Hala Khoury Mouzannar livre des toiles à la singularité particulière où rejaillit, dans une intranquillité apaisée, un hymne à la vie. « La chasse aux papillons » est sa première exposition en solo à la galerie Agial.

« Mes plaies sont devenues des fleurs, des bonbons et des papillons »

Pour sa première exposition en solo, « La chasse aux papillons », à la galerie Agial, Hala Mouzannar a eu recours à des médiums artistiques mais surtout à la mémoire comme vecteur essentiel. Photo Mayssa Khoury

L’œuvre picturale de Hala Mouzannar se définit non comme une vocation mais comme une nécessité, le geste qui vient suppléer la parole. Pour sa première exposition en solo, La chasse aux papillons, à la galerie Agial, l’artiste a eu recours à des médiums artistiques mais surtout à la mémoire comme vecteur essentiel. Elle a saisi chaque moment, chaque passage, chaque instant vécu, a sublimé sa douleur et l’a poétisée avec une puissance et une énergie démultipliées, car il n’est pas de douleur sans mémoire dans ses dimensions corporelles, psychiques ou métaphysiques. Mais comment advient le passage de la souffrance à l’apaisement ? Comment l’esthétisation transforme les blessures en beauté et les défaillances en force, pour donner naissance à de véritables œuvres d’art ? Hala Mouzannar remonte le temps pour tenter, avec son nouveau langage, de déplacer sa pesanteur, dans une soif de création. Et même si les maux de la vie ont laissé quelques traces, ils lui octroient une vision nouvelle du monde, lui concèdent le pouvoir de l’accompagner dans un cheminement libératoire d’une ampleur insoupçonnée.

Dans un élan vital, un souffle infini, une envie de vivre, elle dépasse et sublime ses blessures. Son travail est tout sauf «  l’art pour l’art  ».

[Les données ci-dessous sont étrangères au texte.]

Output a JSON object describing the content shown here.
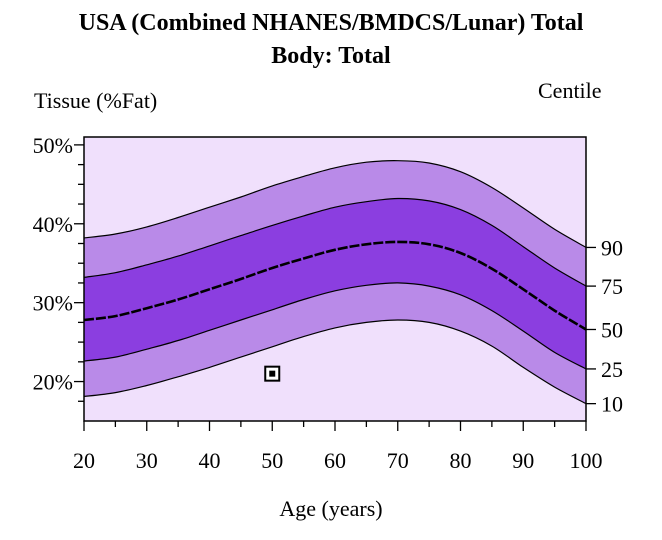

Une toile de Hala Mouzannar intitulée « Gaze bleue » exposée à la galetie Agial. Avec l’aimable autorisation de l’artiste

L’art comme sauf-conduit

Née à Beyrouth en 1968, Hala Mouzannar avoue n’avoir jamais tenu un crayon de dessin dans son enfance : « Je ne gribouillais pas sur les mouchoirs en papier ou sur mes mains, j’ignorais tout du cercle chromatique, mon père était médecin et ma mère avait fait des études de psychologie, rien ne me prédestinait à l’art, et pourtant… Je n’aspirais qu’à une seule chose, intégrer l’Académie libanaise des beaux-arts. Mes parents s’étaient mis en travers de mon chemin brandissant un argument infaillible : “À l’ALBA on fait des nuits blanches”. » Un peu à contrecœur, Hala Mouzannar accomplira des études universitaires à l’Université américaine de Beyrouth (AUB) pour obtenir une licence en administration des affaires. Après un poste de responsable média pour Future, elle rejoint les bureaux de Leo Burnett Beyrouth pour évoluer dans un milieu où la création est à l’honneur. Elle fait la connaissance de son futur compagnon de vie. Cette union verra la naissance de deux garçons et une vie de mère au foyer qui se profilait à l’horizon. Le besoin de pousser les limites du corps toujours plus loin lui fait tenter une nouvelle expérience, elle devient professeure de gym. Sauf qu’un jour, l’envie de bousculer son quotidien et le désir de s’engager dans une carrière artistique qu’on lui avait interdite l’obsède. Elle sort un tee-shirt défraîchi, s’amuse à le modifier et réalise que le pouvoir de ses mains était plus fort que tous les chemins qu’elle avait empruntés jusqu’alors. Le projet de « Madame Rêve » voit le jour, il sera le déclencheur. Avec son associée et amie Lina Shamma, elle avait développé un concept assez simple et astucieux : créer des bijoux et de l’habillement à partir d’accessoires vintage récupérés dans les foires et les marchés aux puces. Dix années durant, les deux créatrices vont sillonner les grandes villes et récolter un succès inattendu.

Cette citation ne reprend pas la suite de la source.